Ressalta-se, todavia, a existência de condições para a validade da notificação. Conforme dispõe o parágrafo único do art. 21 do Marco Civil da Internet, para que a notificação enviada seja válida, é preciso haver a identificação específica do material a ser removido e a verificação da legitimidade para apresentar o pedido de remoção. Normalmente, a identificação do conteúdo é realizada mediante a transcrição do URL da publicação (ou seja, do link para acesso ao material), sem prejuízo da indicação de outras informações relevantes que possam auxiliar o provedor nesse sentido, como a data, o horário e o título (quando aplicável) da publicação. Já a verificação da legitimidade consiste na comprovação, por meio da apresentação de procuração, de cópias de documentos de identificação e de outros meios aptos para isso, de que aquela notificação foi enviada pela vítima ou por seu representante legal.
Por fim, quanto às consequências trazidas para o propagador do conteúdo íntimo, cabe destacar que a divulgação não consentida do material é crime previsto no art. 218-C do Código Penal.

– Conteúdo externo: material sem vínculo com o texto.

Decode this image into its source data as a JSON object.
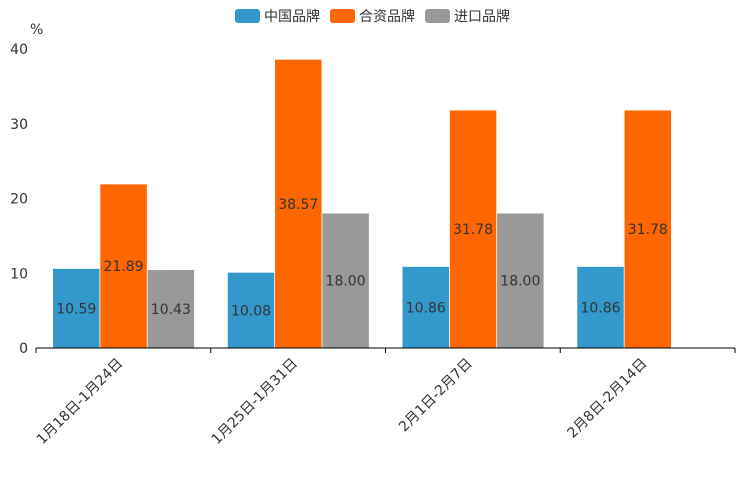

O mencionado artigo utiliza uma série de verbos, criminalizando as condutas de “oferecer, trocar, disponibilizar, transmitir, vender ou expor à venda, distribuir, publicar ou divulgar, por qualquer meio - inclusive por meio de comunicação de massa ou sistema de informática ou telemática - (...) , sem o consentimento da vítima, cena de sexo, nudez ou pornografia.” A pena prevista é a “reclusão, de 1 (um) a 5 (cinco) anos, se o fato não constitui crime mais grave.” Portanto, quando houver divulgação de material sexual ou pornográfico sem autorização da vítima, tanto a pessoa que publicou o conteúdo inicialmente quanto as pessoas que promoveram sua divulgação posterior (ou seja, quando aquele conteúdo já estava presente no ambiente virtual) podem ser penalizadas com a prisão.

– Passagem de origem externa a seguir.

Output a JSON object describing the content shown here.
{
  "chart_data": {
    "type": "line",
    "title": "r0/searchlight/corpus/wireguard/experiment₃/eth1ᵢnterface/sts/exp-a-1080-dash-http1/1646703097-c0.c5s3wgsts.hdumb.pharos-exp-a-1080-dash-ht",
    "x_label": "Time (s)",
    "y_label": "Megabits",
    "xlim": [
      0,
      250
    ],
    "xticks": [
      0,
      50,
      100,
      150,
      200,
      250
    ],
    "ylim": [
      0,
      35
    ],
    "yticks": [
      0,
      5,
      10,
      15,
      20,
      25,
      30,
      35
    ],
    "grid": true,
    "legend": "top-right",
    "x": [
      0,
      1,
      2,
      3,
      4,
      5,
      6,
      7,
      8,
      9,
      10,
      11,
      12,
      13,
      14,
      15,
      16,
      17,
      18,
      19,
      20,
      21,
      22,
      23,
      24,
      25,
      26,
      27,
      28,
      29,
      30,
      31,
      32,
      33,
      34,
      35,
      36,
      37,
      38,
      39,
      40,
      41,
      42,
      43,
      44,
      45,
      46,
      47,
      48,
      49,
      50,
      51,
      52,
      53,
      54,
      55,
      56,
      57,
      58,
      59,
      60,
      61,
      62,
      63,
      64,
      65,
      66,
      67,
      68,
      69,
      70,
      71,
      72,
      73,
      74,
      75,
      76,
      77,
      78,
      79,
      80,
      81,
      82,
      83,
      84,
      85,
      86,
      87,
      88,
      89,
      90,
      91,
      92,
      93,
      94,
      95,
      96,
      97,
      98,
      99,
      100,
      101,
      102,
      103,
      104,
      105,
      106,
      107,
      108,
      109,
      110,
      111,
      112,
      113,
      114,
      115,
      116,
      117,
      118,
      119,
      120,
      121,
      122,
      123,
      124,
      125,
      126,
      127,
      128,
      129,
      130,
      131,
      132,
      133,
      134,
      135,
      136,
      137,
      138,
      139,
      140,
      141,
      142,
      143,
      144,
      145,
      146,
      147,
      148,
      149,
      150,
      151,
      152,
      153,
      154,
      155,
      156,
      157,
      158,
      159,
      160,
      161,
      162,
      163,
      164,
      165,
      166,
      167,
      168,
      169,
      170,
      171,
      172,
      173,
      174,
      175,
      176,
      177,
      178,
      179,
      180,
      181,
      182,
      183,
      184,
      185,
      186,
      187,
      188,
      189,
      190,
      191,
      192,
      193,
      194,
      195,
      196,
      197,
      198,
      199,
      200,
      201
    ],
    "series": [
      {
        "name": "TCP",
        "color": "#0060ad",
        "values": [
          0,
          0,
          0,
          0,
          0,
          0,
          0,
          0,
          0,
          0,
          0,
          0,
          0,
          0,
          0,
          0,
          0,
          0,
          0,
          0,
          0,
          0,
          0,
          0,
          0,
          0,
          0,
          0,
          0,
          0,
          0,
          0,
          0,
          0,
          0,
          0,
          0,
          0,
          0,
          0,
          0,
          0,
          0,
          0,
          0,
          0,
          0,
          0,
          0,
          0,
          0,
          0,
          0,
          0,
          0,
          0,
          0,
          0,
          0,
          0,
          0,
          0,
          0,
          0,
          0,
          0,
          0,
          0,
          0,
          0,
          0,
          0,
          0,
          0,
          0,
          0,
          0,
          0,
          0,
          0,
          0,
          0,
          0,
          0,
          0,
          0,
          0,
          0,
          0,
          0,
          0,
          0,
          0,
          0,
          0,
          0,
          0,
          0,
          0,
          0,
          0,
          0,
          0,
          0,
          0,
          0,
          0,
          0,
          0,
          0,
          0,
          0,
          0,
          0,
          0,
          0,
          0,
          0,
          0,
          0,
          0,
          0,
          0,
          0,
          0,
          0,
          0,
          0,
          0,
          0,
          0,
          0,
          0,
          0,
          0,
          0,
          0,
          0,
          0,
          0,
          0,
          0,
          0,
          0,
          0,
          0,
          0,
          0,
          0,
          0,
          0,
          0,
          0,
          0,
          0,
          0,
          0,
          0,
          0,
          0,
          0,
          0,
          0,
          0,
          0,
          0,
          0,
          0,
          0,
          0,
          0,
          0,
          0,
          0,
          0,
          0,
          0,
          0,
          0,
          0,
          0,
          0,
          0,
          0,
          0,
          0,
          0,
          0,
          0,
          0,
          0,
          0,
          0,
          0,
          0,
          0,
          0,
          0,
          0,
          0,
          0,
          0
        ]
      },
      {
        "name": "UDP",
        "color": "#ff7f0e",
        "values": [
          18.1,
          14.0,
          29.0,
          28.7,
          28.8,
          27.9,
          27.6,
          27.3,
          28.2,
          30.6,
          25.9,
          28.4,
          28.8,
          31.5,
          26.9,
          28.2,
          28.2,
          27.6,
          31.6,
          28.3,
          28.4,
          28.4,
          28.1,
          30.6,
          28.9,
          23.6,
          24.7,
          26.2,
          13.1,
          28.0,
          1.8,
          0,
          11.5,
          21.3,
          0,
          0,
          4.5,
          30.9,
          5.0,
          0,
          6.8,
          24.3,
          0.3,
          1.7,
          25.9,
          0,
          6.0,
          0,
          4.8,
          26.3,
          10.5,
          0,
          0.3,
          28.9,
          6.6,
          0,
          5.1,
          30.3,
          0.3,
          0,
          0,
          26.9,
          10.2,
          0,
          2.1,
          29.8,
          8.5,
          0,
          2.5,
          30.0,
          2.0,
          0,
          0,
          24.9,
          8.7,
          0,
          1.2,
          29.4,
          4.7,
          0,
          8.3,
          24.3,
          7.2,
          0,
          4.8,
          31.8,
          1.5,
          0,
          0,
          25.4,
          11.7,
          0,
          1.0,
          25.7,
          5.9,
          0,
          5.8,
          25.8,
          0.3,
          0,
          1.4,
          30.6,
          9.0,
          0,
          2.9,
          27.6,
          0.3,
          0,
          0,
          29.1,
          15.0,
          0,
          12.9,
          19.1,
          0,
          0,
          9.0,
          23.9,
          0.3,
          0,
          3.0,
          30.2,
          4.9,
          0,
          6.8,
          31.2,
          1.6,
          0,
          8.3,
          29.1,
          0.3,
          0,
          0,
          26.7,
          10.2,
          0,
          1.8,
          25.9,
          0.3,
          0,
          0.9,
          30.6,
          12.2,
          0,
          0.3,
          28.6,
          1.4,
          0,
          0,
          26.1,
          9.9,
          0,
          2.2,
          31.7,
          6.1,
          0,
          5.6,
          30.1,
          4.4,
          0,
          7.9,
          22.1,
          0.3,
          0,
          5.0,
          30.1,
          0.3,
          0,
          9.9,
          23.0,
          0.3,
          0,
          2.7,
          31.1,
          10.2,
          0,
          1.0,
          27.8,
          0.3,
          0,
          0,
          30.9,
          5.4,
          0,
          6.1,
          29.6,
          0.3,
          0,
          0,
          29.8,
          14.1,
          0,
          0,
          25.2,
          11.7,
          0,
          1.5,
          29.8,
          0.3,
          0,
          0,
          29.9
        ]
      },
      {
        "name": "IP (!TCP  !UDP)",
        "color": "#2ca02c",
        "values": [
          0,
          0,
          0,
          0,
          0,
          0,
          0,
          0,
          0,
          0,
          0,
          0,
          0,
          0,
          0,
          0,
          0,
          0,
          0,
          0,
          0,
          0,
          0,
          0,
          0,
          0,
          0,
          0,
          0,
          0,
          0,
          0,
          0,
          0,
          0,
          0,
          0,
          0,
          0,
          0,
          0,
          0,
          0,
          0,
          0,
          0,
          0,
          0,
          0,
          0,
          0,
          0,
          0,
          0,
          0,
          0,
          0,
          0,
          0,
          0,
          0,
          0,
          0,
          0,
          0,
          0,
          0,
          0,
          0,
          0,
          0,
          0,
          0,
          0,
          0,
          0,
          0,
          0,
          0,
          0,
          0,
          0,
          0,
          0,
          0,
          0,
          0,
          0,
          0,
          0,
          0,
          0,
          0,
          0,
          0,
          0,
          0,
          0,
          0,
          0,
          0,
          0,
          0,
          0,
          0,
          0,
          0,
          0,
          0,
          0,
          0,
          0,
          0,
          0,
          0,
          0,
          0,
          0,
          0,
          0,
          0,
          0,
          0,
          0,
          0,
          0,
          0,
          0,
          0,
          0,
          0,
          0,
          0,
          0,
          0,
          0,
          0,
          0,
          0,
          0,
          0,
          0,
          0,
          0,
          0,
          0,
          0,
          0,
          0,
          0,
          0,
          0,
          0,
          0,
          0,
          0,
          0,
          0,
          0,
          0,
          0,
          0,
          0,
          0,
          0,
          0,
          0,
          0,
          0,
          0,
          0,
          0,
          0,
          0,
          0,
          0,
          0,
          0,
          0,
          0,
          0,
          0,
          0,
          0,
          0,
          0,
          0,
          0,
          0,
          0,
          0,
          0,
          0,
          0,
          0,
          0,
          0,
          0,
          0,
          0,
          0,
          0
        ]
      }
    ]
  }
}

No caso da pornografia de vingança, ainda é aplicável o aumento de pena previsto no §1º do artigo citado acima, segundo o qual “a pena é aumentada de 1/3 (um terço) a 2/3 (dois terços) se o crime é praticado por agente que mantém ou tenha mantido relação íntima de afeto com a vítima ou com o fim de vingança ou humilhação.” Assim como nos demais crimes contra a dignidade sexual, trata-se de crime de ação penal pública incondicionada (vide art. 225 do Código Penal). Em outras palavras, não é necessário nem mesmo que a vítima apresente representação ao Ministério Público. Basta que qualquer pessoa informe o Ministério Público sobre a situação e ele terá a obrigatoriedade de solicitar as devidas investigações, após as quais, havendo indícios de autoria (evidências sobre quem cometeu o crime) e materialidade (evidências do cometimento do crime em si), o MP deverá seguir com a ação penal.

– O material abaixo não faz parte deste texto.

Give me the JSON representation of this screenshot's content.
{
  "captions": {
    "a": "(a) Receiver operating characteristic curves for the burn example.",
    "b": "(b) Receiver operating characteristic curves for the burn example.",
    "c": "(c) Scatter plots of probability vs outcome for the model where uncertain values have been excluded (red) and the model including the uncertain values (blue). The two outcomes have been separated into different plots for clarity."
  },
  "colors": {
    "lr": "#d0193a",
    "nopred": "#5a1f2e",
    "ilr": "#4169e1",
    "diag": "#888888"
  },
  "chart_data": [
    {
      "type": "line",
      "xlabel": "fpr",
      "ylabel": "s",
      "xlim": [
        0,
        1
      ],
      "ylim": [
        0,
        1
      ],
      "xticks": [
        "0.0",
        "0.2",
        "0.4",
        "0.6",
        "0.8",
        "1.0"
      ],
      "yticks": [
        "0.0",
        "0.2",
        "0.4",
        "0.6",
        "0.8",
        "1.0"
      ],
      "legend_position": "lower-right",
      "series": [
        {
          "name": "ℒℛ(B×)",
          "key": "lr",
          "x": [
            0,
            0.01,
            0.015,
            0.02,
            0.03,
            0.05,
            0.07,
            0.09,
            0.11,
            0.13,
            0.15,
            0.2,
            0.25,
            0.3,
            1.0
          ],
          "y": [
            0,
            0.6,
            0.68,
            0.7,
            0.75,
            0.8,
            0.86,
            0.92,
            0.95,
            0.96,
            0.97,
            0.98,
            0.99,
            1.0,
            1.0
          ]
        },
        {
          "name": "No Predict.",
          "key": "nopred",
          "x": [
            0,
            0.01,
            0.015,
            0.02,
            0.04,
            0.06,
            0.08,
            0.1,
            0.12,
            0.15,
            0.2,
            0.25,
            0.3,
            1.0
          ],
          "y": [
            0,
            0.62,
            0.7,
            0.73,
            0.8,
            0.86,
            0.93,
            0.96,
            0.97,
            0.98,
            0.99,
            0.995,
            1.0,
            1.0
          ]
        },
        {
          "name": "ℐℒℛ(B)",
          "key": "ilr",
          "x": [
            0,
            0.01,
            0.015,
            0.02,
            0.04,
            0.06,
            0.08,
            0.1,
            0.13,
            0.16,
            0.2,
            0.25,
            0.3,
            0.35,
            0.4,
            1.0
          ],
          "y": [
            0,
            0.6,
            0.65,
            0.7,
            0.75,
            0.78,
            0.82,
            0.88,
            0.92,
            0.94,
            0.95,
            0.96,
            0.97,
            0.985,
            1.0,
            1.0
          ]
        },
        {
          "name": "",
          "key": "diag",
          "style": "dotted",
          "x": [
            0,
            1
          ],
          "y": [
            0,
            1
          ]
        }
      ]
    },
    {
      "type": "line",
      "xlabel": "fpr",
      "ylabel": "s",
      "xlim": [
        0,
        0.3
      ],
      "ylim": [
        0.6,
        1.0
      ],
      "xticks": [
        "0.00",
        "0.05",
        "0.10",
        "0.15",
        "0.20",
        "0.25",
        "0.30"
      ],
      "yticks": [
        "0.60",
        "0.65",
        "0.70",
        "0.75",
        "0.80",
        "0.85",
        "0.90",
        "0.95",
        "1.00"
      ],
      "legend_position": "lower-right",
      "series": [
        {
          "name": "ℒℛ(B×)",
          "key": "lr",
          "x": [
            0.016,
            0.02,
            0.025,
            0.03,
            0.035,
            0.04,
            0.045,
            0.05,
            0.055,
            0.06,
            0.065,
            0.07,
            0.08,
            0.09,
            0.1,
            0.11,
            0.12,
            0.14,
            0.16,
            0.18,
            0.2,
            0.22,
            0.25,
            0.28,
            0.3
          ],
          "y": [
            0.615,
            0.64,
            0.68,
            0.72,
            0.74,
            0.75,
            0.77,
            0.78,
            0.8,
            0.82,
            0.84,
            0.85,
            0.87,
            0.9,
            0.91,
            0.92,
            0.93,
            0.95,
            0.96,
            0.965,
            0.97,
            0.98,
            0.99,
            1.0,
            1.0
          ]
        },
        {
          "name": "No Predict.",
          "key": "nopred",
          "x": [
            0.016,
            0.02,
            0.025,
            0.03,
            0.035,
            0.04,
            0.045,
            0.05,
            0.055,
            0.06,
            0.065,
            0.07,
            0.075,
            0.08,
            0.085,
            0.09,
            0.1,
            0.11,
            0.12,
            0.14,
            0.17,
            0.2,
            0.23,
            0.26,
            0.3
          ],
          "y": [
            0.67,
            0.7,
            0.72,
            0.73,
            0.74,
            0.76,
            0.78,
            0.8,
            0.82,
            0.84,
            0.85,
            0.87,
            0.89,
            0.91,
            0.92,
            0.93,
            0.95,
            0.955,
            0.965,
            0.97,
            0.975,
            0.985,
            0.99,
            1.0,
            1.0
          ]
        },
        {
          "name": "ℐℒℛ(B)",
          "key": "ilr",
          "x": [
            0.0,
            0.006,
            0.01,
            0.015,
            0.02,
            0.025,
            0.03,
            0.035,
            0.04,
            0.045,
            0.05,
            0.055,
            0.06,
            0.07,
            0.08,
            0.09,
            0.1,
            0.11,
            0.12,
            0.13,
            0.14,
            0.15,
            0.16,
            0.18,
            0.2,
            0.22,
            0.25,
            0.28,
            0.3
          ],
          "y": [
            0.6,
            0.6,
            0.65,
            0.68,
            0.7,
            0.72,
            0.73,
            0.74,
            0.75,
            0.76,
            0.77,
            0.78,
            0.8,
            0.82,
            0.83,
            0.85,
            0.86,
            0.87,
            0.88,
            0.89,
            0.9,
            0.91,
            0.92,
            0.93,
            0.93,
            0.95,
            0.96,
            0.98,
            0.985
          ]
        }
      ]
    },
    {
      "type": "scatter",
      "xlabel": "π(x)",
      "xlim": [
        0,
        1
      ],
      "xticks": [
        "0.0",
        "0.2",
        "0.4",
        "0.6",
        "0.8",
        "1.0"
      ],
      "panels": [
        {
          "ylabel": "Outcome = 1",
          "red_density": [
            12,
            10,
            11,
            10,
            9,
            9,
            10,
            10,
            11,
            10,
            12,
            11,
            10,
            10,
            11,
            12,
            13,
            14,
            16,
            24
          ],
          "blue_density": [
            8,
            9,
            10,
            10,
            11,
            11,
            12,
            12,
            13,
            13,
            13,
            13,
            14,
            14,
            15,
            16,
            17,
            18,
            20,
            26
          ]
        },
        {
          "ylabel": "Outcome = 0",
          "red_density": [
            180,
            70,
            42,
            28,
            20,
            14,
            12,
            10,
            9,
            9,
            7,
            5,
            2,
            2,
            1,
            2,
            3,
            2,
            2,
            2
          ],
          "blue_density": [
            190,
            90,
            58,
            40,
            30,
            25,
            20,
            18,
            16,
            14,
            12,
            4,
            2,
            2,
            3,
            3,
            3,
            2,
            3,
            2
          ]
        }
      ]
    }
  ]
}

Portanto, por meio de medidas simples, é possível reduzir os danos sofridos pela vítima e reprimir a conduta de quem divulga material íntimo de forma não consensual na internet com o objetivo de se vingar. Evidentemente, as marcas geradas pela situação podem continuar a ser sentidas pela vítima por algum tempo, sendo imprescindível o adequado acompanhamento para retomada das atividades cotidianas. De qualquer maneira, além do amparo social e psicológico, a vítima pode contar com o amparo jurídico para que a situação se torne um pouco menos desalentadora.